What are some of the other challenges to moving a conference online?
FEIGON: People are interested in coming to our summit because they are really interested in the networking and … the spur of the moment conversations you have when you’re at an event so that's the big challenge: trying to think about how we could make that possible.
We have a startup spotlight where we feature startups and they compete against each other… we can do that online and we can have polling and voting and everything, but again for them, they like to be there and actually meet all these people.
Are you concerned about the security of moving the conference online? How are you working to ensure that the virtual conference is secure?
FEIGON: We’re using software called HeySummit and we're using Zoom. We’re still figuring [it] out … but Zoom [does] have a system in terms of password protection and making sure the links are secure. You do have to be registered for the summit to attend and there is a cost so it's not like anybody can just come on there… setting up the security of how people participate is an important component of that.
How do you think smart city conferences might change due to the pandemic?
FEIGON: There's something about the in-person part that's really valuable and really important. But the direct presentation of information like the panel ... maybe more of that can move to different virtual platforms. And maybe these summits will be shorter [and] will be more focused around the stuff that really happens best in-person and then other things will get spread out through the year in different virtual ways.

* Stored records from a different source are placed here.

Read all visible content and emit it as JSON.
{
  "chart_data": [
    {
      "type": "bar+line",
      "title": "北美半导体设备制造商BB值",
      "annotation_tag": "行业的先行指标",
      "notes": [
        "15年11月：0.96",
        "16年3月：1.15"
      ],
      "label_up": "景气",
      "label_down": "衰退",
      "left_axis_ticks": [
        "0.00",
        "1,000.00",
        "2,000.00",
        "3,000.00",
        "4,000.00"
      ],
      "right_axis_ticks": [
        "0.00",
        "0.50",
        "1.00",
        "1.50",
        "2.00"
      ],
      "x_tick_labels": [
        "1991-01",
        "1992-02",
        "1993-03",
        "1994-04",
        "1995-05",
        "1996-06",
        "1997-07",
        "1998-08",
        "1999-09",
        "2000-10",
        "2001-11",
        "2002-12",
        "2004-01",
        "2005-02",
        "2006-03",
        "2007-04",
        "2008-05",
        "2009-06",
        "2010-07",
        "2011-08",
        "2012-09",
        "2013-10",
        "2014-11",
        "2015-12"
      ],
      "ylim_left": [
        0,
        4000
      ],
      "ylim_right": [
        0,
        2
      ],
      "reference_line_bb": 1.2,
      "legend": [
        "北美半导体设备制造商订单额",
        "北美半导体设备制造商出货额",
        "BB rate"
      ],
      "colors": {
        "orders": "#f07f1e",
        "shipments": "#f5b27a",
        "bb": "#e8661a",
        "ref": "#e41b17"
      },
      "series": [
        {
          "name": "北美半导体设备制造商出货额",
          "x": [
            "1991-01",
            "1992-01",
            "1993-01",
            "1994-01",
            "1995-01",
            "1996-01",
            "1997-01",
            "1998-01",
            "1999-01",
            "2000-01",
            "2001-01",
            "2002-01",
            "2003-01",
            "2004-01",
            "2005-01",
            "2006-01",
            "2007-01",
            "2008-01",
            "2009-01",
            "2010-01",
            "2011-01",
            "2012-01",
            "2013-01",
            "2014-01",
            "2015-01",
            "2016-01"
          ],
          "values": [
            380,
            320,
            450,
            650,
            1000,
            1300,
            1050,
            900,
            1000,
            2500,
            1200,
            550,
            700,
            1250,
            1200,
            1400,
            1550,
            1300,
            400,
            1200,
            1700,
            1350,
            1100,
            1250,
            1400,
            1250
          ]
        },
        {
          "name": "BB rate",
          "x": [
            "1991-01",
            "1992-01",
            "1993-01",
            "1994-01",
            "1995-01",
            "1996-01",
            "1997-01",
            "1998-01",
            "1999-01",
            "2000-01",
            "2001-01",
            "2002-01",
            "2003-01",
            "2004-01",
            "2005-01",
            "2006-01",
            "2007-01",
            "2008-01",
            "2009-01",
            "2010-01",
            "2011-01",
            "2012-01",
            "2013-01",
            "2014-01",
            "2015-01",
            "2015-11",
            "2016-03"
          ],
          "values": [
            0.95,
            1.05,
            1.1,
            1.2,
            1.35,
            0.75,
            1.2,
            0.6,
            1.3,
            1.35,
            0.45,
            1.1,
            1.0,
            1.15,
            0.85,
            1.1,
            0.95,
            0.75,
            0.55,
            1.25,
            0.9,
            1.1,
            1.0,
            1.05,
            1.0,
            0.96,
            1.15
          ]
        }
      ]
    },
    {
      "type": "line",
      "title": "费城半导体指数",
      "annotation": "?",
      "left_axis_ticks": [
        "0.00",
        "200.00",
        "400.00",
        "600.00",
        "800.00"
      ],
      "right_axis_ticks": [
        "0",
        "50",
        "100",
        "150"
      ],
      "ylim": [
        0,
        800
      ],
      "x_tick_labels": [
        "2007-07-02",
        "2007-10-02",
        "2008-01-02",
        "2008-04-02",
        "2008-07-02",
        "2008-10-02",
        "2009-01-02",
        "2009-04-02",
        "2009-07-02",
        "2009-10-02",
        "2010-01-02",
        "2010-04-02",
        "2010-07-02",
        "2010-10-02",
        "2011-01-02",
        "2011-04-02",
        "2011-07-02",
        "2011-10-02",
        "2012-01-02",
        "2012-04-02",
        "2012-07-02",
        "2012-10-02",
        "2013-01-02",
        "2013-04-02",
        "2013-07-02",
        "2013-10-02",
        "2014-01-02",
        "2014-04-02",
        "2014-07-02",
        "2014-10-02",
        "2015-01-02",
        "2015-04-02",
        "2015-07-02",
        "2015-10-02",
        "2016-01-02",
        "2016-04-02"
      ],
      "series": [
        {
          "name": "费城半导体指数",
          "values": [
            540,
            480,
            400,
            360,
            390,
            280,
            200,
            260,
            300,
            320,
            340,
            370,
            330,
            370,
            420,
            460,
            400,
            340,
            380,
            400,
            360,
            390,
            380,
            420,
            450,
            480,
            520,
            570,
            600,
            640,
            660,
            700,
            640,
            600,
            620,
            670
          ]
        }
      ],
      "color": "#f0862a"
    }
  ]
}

What advice would you offer to other conference organizers grappling with how to move their own events forward?
FEIGON: Everybody's set-up is different and their needs are different. Really think about what your goals are and really how much of it is about the networking and how much of it is conveying an educational [component] that can be delivered versus networking time.
One thing we're doing without a [physical] summit, is that even though we're doing a two-day [virtual] summit, we’re not doing all the breakouts we had planned... We're creating a schedule that will go over a period of time for things we can’t fit in those two days. You can't hack too heavy a schedule if you’re expecting people to sit there in front of a screen and actually pay attention.